Anonym, Pseudonym, reale und statische Namen #TAZ

Am Samstag den 13.08. wurde ein Kommentar von mir in der TAZ – im Rahmen „Streit der Woche“ – veröffentlicht. Ich schreibe diesen Blogartikel prophylaktisch, da ich davon ausgehe, dass meine 1200 Zeichen für deutlich Missverständnisse sorgen werden. Man kann ein so komplexes Thema wie „Klarnamenforderung in sozialen Netzwerken“ nicht in ein paar Worten ausarbeiten. Da bleibt zwangsläufig das meiste auf der Strecke. Aber wie heißt das Zauberwort, dass man in solchen Fällen konsultiert: Sachzwang.

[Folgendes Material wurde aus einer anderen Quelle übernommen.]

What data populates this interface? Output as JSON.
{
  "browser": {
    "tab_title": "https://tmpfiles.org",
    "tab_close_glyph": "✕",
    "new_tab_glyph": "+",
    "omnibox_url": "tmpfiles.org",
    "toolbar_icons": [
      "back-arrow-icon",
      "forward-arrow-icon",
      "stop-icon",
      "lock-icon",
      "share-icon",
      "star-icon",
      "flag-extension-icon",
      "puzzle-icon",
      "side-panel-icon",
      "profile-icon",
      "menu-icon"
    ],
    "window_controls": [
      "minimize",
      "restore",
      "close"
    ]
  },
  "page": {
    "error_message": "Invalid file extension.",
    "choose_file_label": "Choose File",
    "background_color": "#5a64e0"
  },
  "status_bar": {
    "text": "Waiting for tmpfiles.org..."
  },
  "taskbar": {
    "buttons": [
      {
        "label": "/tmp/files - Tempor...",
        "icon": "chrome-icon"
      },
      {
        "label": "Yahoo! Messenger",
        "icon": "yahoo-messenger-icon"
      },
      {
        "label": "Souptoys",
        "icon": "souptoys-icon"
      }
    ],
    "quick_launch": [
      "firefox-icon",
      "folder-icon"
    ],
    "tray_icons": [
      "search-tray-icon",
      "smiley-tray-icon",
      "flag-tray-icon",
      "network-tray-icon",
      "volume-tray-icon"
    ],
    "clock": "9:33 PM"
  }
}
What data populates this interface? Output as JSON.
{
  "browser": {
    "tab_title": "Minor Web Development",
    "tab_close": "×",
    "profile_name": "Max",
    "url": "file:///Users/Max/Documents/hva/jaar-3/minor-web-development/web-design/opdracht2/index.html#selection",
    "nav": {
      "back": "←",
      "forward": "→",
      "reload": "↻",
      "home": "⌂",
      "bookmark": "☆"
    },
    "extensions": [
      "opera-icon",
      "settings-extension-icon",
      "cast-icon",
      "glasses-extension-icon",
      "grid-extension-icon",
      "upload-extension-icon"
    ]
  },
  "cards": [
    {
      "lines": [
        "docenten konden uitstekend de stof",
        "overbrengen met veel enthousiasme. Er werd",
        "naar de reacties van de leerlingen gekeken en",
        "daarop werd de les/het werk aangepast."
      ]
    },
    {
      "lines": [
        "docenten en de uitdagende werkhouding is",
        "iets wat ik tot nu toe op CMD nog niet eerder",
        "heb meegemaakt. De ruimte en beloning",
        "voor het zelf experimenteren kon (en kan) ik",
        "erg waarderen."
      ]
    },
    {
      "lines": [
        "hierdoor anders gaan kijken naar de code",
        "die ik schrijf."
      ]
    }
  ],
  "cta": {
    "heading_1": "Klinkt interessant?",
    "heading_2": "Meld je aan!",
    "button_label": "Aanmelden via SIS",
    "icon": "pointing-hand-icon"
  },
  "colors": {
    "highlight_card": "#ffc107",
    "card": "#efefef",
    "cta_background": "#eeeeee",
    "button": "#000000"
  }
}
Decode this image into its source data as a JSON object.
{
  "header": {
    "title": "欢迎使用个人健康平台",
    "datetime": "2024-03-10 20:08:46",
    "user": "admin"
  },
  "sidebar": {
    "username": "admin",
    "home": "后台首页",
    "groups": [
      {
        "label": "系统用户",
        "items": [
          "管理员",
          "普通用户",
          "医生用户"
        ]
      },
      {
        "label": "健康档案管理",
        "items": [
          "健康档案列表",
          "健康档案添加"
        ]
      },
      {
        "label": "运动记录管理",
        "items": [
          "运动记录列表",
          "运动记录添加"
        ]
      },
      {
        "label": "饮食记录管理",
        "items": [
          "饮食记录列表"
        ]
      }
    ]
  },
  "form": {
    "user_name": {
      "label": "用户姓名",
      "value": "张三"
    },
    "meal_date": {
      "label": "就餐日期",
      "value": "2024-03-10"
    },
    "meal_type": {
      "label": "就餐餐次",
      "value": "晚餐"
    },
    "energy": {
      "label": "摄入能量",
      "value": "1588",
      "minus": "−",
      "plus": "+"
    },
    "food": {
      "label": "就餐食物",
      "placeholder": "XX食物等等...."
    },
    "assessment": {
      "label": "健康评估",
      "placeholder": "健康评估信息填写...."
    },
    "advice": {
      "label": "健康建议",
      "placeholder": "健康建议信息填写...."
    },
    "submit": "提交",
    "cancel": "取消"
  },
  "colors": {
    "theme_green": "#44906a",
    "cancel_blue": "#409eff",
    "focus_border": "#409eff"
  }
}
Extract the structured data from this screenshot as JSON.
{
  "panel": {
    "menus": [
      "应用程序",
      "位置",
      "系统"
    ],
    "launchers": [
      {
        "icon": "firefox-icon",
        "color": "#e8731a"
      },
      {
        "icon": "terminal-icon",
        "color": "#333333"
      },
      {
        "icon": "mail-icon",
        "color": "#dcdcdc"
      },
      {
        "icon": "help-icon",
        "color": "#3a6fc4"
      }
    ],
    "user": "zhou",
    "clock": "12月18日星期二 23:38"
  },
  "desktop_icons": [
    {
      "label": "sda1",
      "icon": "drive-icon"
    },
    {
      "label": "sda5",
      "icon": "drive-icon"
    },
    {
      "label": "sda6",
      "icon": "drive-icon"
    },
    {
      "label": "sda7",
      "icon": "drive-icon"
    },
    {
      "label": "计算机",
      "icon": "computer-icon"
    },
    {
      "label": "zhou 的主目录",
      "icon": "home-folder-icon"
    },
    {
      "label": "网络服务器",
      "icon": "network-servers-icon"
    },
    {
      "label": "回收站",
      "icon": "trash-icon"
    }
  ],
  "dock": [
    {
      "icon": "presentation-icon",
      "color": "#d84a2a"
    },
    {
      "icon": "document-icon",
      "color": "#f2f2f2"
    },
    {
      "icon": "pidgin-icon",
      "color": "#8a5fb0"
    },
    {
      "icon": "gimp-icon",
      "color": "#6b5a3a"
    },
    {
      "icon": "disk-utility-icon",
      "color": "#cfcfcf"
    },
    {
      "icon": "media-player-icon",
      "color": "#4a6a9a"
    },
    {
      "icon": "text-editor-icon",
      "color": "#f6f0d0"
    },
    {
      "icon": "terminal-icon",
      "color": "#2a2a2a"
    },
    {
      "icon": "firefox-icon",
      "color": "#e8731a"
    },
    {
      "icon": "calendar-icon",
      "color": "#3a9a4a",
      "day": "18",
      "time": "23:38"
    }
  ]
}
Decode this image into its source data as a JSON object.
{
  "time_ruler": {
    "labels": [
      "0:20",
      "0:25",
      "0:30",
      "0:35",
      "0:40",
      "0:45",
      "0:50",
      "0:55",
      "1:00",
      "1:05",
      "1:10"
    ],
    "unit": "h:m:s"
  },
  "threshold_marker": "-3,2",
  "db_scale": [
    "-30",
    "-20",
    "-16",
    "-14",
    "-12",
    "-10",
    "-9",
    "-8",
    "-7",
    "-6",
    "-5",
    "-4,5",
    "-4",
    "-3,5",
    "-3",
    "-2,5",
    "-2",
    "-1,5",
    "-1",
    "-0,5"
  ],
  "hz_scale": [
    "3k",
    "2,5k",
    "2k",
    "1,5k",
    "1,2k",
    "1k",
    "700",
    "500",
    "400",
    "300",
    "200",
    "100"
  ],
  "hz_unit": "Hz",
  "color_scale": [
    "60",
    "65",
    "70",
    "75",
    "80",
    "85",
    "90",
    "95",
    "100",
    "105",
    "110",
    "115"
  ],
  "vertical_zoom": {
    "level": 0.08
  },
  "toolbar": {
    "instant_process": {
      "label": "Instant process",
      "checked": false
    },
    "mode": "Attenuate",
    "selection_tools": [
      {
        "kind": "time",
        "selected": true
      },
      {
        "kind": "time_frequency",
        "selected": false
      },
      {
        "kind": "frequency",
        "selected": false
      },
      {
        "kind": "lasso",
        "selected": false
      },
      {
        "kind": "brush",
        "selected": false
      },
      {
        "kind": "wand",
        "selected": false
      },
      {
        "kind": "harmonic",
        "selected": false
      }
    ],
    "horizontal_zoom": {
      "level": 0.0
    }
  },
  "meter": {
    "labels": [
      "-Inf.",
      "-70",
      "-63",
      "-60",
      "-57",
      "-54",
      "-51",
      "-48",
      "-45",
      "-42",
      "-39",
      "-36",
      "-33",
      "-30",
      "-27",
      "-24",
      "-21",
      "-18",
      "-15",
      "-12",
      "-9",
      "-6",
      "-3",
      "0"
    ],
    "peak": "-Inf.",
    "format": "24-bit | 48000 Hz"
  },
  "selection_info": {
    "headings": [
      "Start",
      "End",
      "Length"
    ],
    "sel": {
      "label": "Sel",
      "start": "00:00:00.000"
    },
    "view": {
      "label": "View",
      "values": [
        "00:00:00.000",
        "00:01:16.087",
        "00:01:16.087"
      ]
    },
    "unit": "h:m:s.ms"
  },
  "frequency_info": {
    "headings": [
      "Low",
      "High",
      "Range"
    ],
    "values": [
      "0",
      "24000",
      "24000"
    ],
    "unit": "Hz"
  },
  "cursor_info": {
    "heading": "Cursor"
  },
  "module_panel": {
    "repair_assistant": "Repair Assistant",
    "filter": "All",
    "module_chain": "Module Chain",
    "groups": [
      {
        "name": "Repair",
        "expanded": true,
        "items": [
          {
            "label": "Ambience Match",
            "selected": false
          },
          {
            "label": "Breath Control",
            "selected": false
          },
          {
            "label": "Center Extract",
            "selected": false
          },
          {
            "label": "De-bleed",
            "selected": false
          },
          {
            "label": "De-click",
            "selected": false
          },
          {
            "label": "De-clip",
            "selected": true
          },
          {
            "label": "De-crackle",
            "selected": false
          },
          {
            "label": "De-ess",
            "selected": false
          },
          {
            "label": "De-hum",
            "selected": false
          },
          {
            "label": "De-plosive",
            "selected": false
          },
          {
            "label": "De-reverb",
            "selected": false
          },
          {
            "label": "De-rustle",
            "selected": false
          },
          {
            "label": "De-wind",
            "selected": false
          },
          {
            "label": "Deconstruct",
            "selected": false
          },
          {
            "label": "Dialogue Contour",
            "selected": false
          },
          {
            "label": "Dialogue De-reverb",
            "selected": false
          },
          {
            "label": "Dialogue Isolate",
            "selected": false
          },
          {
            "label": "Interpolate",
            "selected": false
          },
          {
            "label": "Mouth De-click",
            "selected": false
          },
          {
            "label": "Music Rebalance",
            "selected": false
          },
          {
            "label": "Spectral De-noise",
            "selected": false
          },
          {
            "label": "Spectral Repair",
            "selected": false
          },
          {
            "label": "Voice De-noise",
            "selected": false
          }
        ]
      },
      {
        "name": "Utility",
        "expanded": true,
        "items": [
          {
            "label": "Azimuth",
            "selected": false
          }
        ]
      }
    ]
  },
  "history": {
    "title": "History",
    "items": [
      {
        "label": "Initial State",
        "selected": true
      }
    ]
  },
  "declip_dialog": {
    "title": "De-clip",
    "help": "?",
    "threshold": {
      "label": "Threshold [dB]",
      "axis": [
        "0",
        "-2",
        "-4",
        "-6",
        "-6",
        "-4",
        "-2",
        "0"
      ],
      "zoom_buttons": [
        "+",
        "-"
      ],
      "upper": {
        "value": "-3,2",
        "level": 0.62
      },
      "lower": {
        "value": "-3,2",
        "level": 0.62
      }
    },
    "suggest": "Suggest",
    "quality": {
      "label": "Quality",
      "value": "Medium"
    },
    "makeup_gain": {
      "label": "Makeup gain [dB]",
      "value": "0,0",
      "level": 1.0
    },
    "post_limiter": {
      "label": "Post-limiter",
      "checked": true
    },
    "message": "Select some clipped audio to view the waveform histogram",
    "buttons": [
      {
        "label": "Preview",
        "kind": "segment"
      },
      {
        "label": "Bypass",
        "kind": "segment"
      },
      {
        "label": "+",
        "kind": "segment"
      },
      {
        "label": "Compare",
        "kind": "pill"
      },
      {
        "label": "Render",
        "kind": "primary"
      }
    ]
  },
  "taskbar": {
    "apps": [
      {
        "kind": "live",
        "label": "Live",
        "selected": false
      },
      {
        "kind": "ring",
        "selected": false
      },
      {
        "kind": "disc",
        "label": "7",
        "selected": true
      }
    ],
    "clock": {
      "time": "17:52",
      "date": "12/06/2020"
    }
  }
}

Eines vorab: Ich fordere keine Klarnamenpflicht im Internet. Ich fordere höchstens die Benutzer auf mit statischen, verlässlichen Namen zu agieren. Aber das zu erklären ist eine längere Geschichte.

Hier aber habe ich – im Gegensatz zu dem TAZ-Artikel – Platz für viel mehr Buchstaben und somit auch für eine tiefer gehende Erklärung.  Auch schrieb ich bereits zu dem Thema

  • Hier lächelte ich über Klarnamenforderung durch Politiker (Nov.2010)
  • Hier spreche ich mich gegen Anonymität aus (Jan. 2010)
  • Hier über Spitznamen, die nicht anonym sind (Jan. 2009)

aber ich muss und will nochmal nachlegen – allein, weil ich in der TAZ missverstanden werde (ich weiß das jetzt schon).

Zuerst einmal möchte ich die Begrifflichkeiten ein wenig betrachten. Was heißt eigentlich Realname(Klarname), Pseudonym(Künstler- oder Spitzname) und anonym(nicht identifizierbar)? Wir werden feststellen, dass diese Begriffe sehr miteinander verwoben sind.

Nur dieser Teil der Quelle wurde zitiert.